Other countries are adamant nationalisation is not even a consideration.

Yamfwa Mukanga, Zambia's Minister of Mines, Energy and Water Development, scoffed at the very notion when I asked him about it as a possibility.

Mike Allen Hammah, Ghana's outgoing Minister for Lands and Natural Resources, told me a renationalisation of his country's mines would be against the constitution.

"We won't go back," he said. "Yesterday is history, tomorrow is a mystery and today is the present. For us, having learnt from history, there's no way we are going to go back to nationalising mining companies."

Infrastructure investment

But other African countries do face a challenge that South Africa doesn't - infrastructure.

It is all very well having enormous mineral deposits, but if they cannot be exported, no-one benefits.

Deloitte's South Africa mining leader, Tony Zoghby, says: "Africa, in terms of infrastructure, is relatively undeveloped.

"Although the resources are there, actually getting them out of the ground and getting them from where they're mined to the ports is the big challenge."

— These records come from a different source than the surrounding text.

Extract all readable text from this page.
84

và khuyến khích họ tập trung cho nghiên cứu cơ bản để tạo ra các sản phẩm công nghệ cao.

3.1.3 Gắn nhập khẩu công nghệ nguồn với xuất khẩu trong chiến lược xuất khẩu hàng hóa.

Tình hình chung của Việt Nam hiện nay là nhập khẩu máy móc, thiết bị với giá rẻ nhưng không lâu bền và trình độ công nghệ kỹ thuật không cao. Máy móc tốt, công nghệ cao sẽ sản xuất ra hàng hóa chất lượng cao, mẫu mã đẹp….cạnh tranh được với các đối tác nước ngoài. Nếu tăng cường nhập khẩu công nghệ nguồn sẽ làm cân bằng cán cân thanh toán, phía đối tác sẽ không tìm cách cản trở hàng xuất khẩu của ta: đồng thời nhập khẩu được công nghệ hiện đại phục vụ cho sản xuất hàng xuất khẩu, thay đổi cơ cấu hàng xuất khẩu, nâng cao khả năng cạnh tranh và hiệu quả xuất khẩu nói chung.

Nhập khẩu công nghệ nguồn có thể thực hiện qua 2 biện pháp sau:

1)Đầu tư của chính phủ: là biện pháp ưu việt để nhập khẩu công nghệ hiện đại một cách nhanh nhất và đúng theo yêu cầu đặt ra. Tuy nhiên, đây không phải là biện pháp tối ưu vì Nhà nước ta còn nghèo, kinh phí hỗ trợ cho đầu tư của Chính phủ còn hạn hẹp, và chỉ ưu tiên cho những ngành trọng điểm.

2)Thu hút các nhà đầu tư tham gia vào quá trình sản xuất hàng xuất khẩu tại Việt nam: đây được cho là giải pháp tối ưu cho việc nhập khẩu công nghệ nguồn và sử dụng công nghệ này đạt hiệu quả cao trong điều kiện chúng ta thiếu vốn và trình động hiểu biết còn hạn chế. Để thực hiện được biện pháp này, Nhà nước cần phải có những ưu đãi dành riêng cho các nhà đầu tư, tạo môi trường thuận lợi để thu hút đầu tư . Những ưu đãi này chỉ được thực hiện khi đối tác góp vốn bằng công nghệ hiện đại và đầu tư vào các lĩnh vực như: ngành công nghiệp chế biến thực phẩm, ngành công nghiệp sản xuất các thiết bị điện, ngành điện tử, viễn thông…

One estimate, by Standard Bank, says Africa will need $50bn (£31bn) of infrastructure investment over the next 10 years, if its resources are to be exploited effectively.

'Challenging time'

Knowing that the rule of law is being abided by all sides is important for investors too.

That's another reason why they were so spooked by last year's wildcat strikes in South Africa.

Peter Major, mining analyst at Cadiz Corporate Solutions, says: "If you have average deposits you'd better have way, way above enforcement of law - and you want regulations enforced on both sides.

"Mining companies have to comply but so do governments and the unions."

Mungo Soggot, at Risk Analysis, says that all the major mining firms have either "quite significantly reduced their exposure" to South Africa or are thinking about it.

"But it would be premature to say that the era of big mining is over in South Africa. It's an immensely challenging time," he says.

So the consensus might not be one of doom, but perhaps South Africa should be looking at its golden years in its rear-view mirror.